A literary reminder of slavery's evil
by Robert Fulford

(The National Post, 24 November 2018)

On the first page of Washington Black, the novel that won the $100,000 Giller Prize for Esi Edugyan this week, the reader is plunged into the horror and sadism of the American slave system. We meet an 11-year-old boy, sometimes called Wash, who will be the narrator of the whole story.

Wash was born into slavery and knows nothing of the world except what he can learn by listening to the people around him, including Big Kit, a motherly woman who teaches him the rules of the slave system. He's apparently motherless and fatherless, and without an identity. It's as if he has been dropped into a strange world from another planet. He has no past to provide perspective, but it turns out that he has intelligence, talent and a certain innocent kind of shrewdness.

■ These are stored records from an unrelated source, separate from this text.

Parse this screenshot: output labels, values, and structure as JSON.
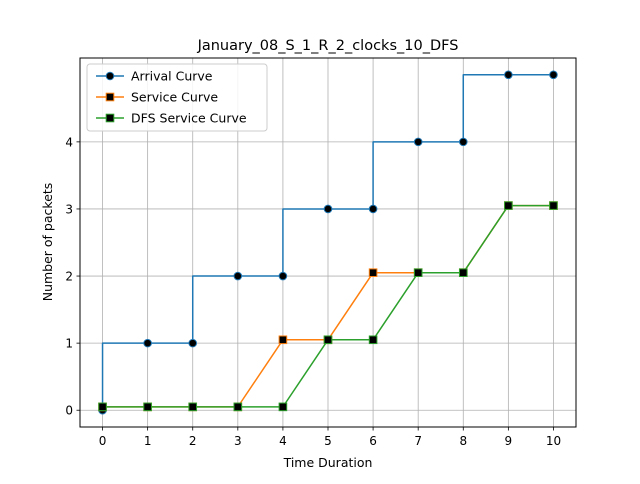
{
  "chart_data": {
    "type": "line",
    "title": "January_08_S_1_R_2_clocks_10_DFS",
    "xlabel": "Time Duration",
    "ylabel": "Number of packets",
    "x": [
      0,
      1,
      2,
      3,
      4,
      5,
      6,
      7,
      8,
      9,
      10
    ],
    "xticks": [
      0,
      1,
      2,
      3,
      4,
      5,
      6,
      7,
      8,
      9,
      10
    ],
    "yticks": [
      0,
      1,
      2,
      3,
      4
    ],
    "xlim": [
      -0.5,
      10.5
    ],
    "ylim": [
      -0.25,
      5.25
    ],
    "grid": true,
    "legend_position": "top-left",
    "series": [
      {
        "name": "Arrival Curve",
        "color": "#1f77b4",
        "marker": "circle",
        "step": true,
        "values": [
          0,
          1,
          1,
          2,
          2,
          3,
          3,
          4,
          4,
          5,
          5
        ]
      },
      {
        "name": "Service Curve",
        "color": "#ff7f0e",
        "marker": "square",
        "step": false,
        "values": [
          0.05,
          0.05,
          0.05,
          0.05,
          1.05,
          1.05,
          2.05,
          2.05,
          2.05,
          3.05,
          3.05
        ]
      },
      {
        "name": "DFS Service Curve",
        "color": "#2ca02c",
        "marker": "square",
        "step": false,
        "values": [
          0.05,
          0.05,
          0.05,
          0.05,
          0.05,
          1.05,
          1.05,
          2.05,
          2.05,
          3.05,
          3.05
        ]
      }
    ]
  }
}
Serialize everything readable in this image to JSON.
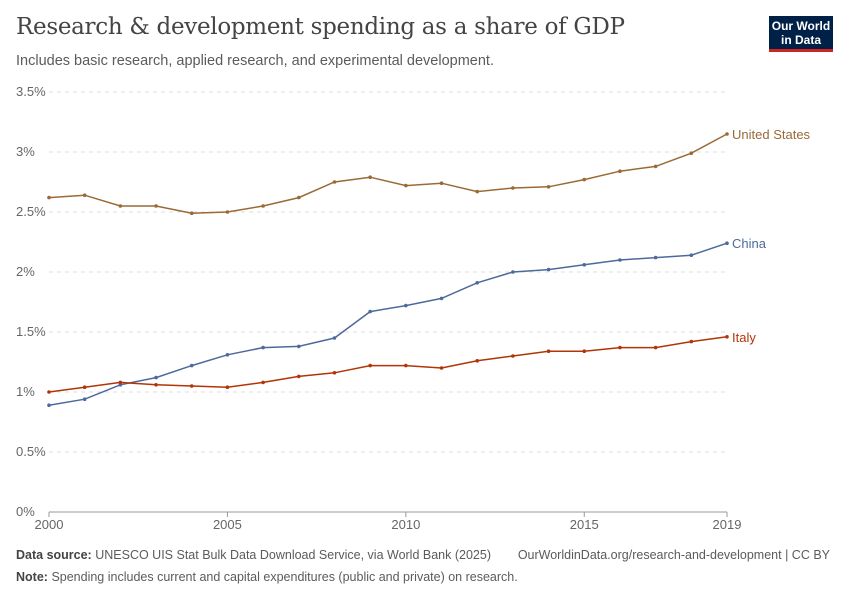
{
  "header": {
    "title": "Research & development spending as a share of GDP",
    "subtitle": "Includes basic research, applied research, and experimental development.",
    "logo": "Our World in Data"
  },
  "chart_data": {
    "type": "line",
    "title": "Research & development spending as a share of GDP",
    "x": [
      2000,
      2001,
      2002,
      2003,
      2004,
      2005,
      2006,
      2007,
      2008,
      2009,
      2010,
      2011,
      2012,
      2013,
      2014,
      2015,
      2016,
      2017,
      2018,
      2019
    ],
    "xticks": [
      "2000",
      "2005",
      "2010",
      "2015",
      "2019"
    ],
    "yticks": [
      "0%",
      "0.5%",
      "1%",
      "1.5%",
      "2%",
      "2.5%",
      "3%",
      "3.5%"
    ],
    "ylim": [
      0,
      3.5
    ],
    "grid": "horizontal dashed",
    "series": [
      {
        "name": "United States",
        "color": "#9a6a36",
        "values": [
          2.62,
          2.64,
          2.55,
          2.55,
          2.49,
          2.5,
          2.55,
          2.62,
          2.75,
          2.79,
          2.72,
          2.74,
          2.67,
          2.7,
          2.71,
          2.77,
          2.84,
          2.88,
          2.99,
          3.15
        ]
      },
      {
        "name": "China",
        "color": "#4c6a9c",
        "values": [
          0.89,
          0.94,
          1.06,
          1.12,
          1.22,
          1.31,
          1.37,
          1.38,
          1.45,
          1.67,
          1.72,
          1.78,
          1.91,
          2.0,
          2.02,
          2.06,
          2.1,
          2.12,
          2.14,
          2.24
        ]
      },
      {
        "name": "Italy",
        "color": "#b13507",
        "values": [
          1.0,
          1.04,
          1.08,
          1.06,
          1.05,
          1.04,
          1.08,
          1.13,
          1.16,
          1.22,
          1.22,
          1.2,
          1.26,
          1.3,
          1.34,
          1.34,
          1.37,
          1.37,
          1.42,
          1.46
        ]
      }
    ]
  },
  "footer": {
    "source_label": "Data source:",
    "source": "UNESCO UIS Stat Bulk Data Download Service, via World Bank (2025)",
    "url": "OurWorldinData.org/research-and-development | CC BY",
    "note_label": "Note:",
    "note": "Spending includes current and capital expenditures (public and private) on research."
  }
}
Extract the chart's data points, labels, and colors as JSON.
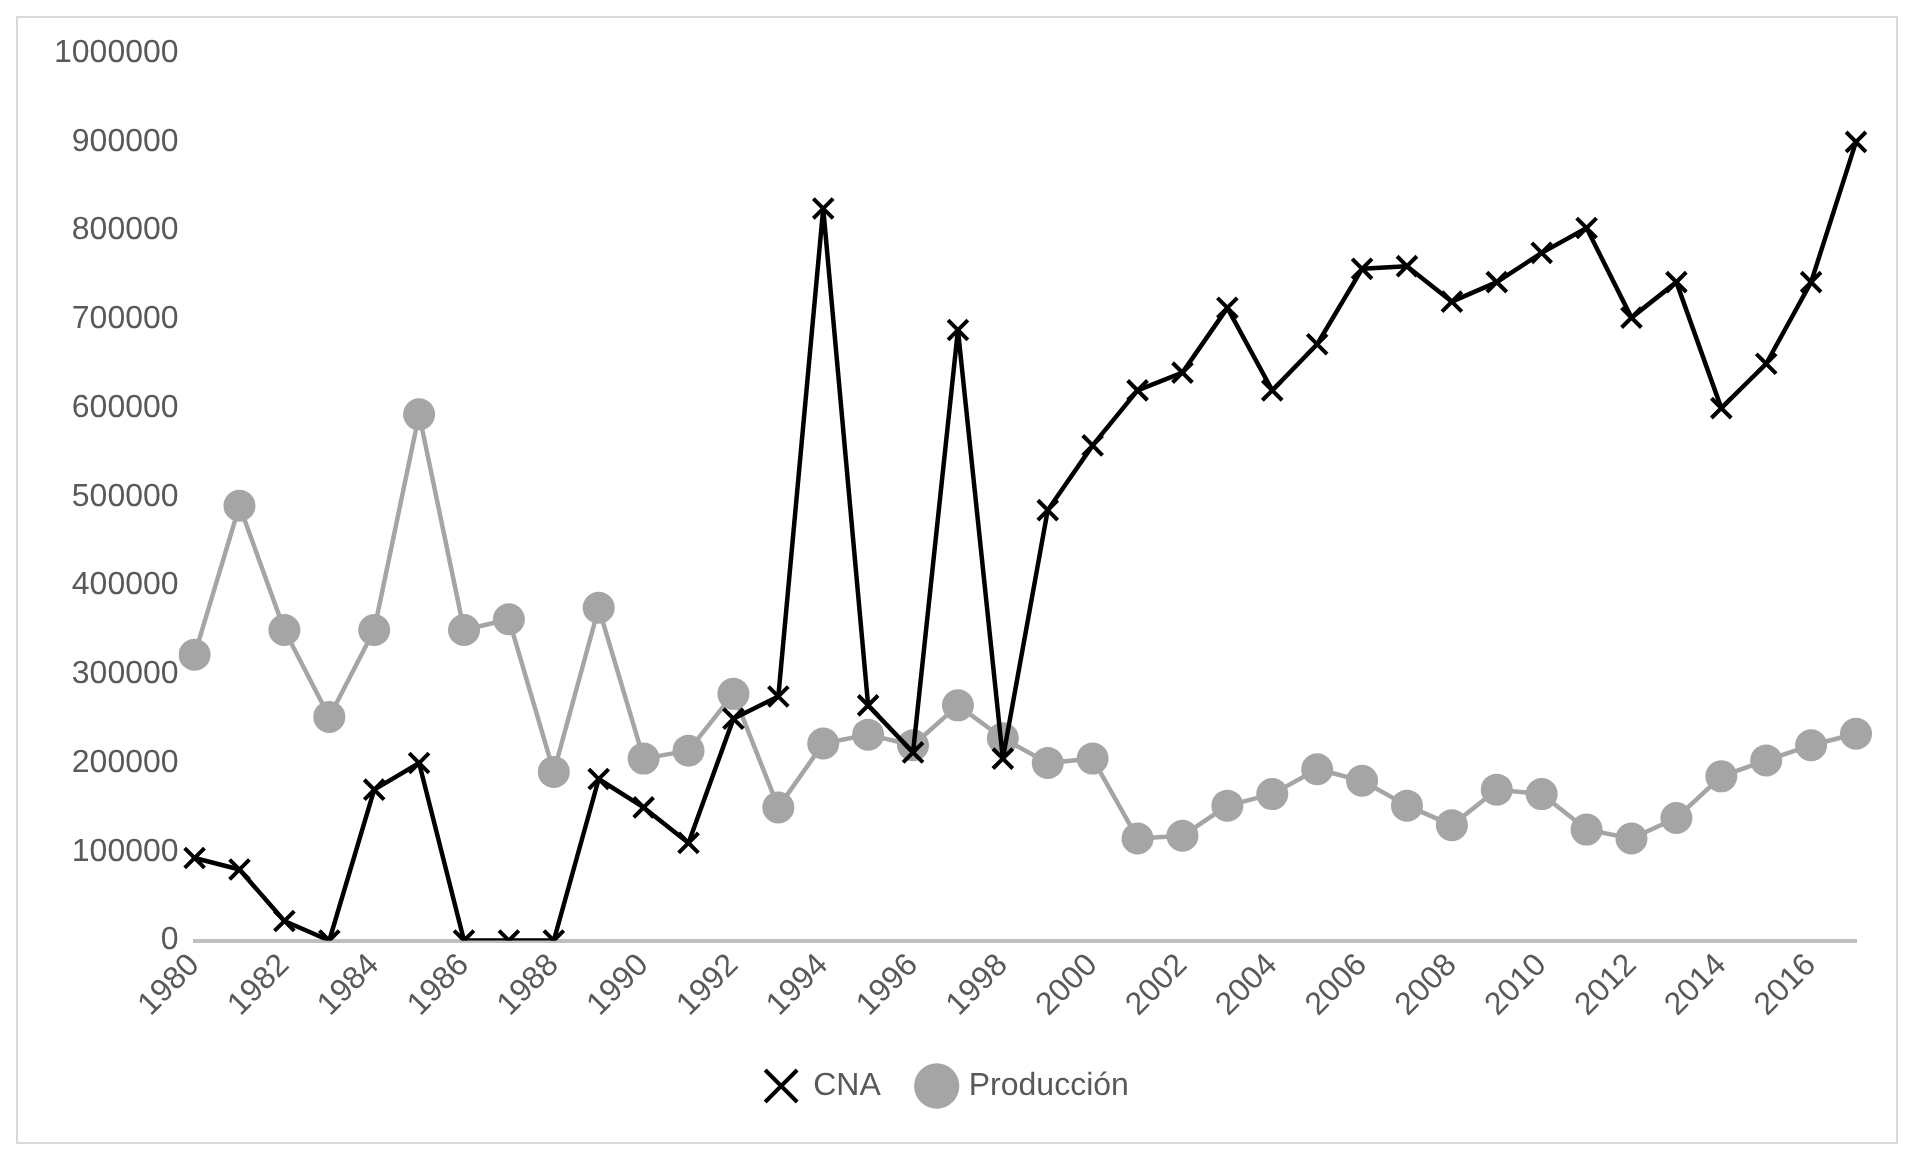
{
  "chart_data": {
    "type": "line",
    "categories": [
      "1980",
      null,
      "1982",
      null,
      "1984",
      null,
      "1986",
      null,
      "1988",
      null,
      "1990",
      null,
      "1992",
      null,
      "1994",
      null,
      "1996",
      null,
      "1998",
      null,
      "2000",
      null,
      "2002",
      null,
      "2004",
      null,
      "2006",
      null,
      "2008",
      null,
      "2010",
      null,
      "2012",
      null,
      "2014",
      null,
      "2016",
      null
    ],
    "series": [
      {
        "name": "CNA",
        "color": "#000000",
        "marker": "cross",
        "values": [
          93000,
          80000,
          22000,
          0,
          170000,
          200000,
          0,
          0,
          0,
          182000,
          150000,
          110000,
          250000,
          275000,
          825000,
          265000,
          212000,
          688000,
          205000,
          485000,
          558000,
          620000,
          640000,
          713000,
          620000,
          672000,
          757000,
          760000,
          720000,
          742000,
          775000,
          803000,
          702000,
          742000,
          600000,
          650000,
          742000,
          900000
        ]
      },
      {
        "name": "Producción",
        "color": "#a5a5a5",
        "marker": "circle",
        "values": [
          322000,
          490000,
          350000,
          252000,
          350000,
          593000,
          350000,
          362000,
          190000,
          375000,
          205000,
          214000,
          278000,
          150000,
          222000,
          232000,
          220000,
          265000,
          228000,
          200000,
          205000,
          115000,
          118000,
          152000,
          165000,
          193000,
          180000,
          152000,
          130000,
          170000,
          165000,
          125000,
          115000,
          138000,
          185000,
          203000,
          220000,
          233000
        ]
      }
    ],
    "ylim": [
      0,
      1000000
    ],
    "yticks": [
      0,
      100000,
      200000,
      300000,
      400000,
      500000,
      600000,
      700000,
      800000,
      900000,
      1000000
    ],
    "grid": false,
    "legend": "bottom"
  }
}
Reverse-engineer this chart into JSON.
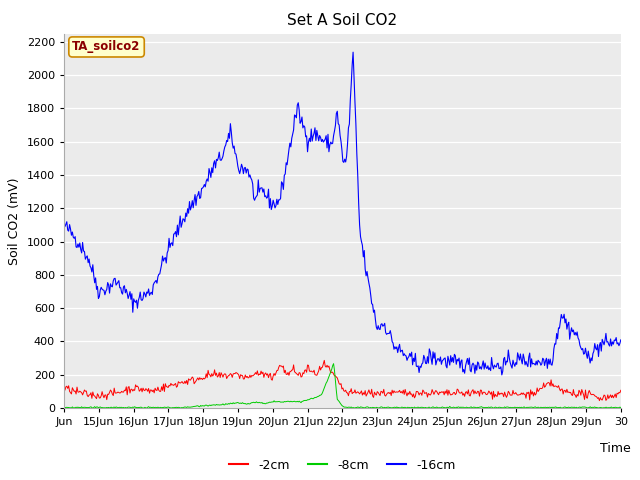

He learns that there is a master, his master, the cruel Erasmus Wilde, owner of the Faith sugar plantation in Barbados and also owner of most of the people who live there. Wash will be beaten or killed if he fails to obey immediately the master or his senior slaves. He understands that he has no value in white eyes beyond the functions he's ordered to perform. The whites hand him around like a wheelbarrow to be borrowed and then returned.

Edugyan, obviously a writer of great imagination, gives Wash a totally convincing inner voice. We don't doubt that he's mastered enough vocabulary to express the truth of his changing situation. This counts, because Washington Black is a historical novel and an adventure tale. It needs a hero we will care about as we follow his adventures.

Wash is perfect. He's instantly lovable and astonishingly clever; no one can avoid caring about him. As the boy grows to a young man, he escapes from slavery, eludes a professional slave catcher, travels to the Arctic, lives in Nova Scotia, moves to London. Of course we sympathize with him. So much has happened to him, so much humiliation has been heaped upon him, that we yearn to see things go well for him.

He describes his life at one point: "Though I did not know it then, I had begun the months of my long desolation. I became a boy without identity, a walking shadow, a boy with a scientific turn of mind, running, always running from the dimmest of shadows." He knew that a notorious slave catcher, a bounty man, was after him.

We will likely remember the slavery section better than anything else in the novel. Edugyan's account of it and its endless cruelty before the American Civil War re-awakens the reader to one of the unforgettable crimes of history. But in the 21st century slavery is not by any means dead. In several countries, slaves are working in mines and factories, as captured prisoners yearning for freedom. Organizations around the world campaign against this ugly truth, but slavery nevertheless persists. A current biography of the great Frederick Douglass -- an escaped slave who became the world's most articulate abolitionist -- is receiving excited reviews, perhaps from critics who know that someone of Douglass's ability is sorely needed at this moment.

Consider this: "By donating to Free the Slaves, you liberate people from bondage, and you put traffickers in jail. Our front-line activists guide police to farms, factories and mines on raids that liberate the enslaved and arrest slaveholders."

That's from an appeal for donations to Free the Slaves. It was published on Nov. 20, 2018.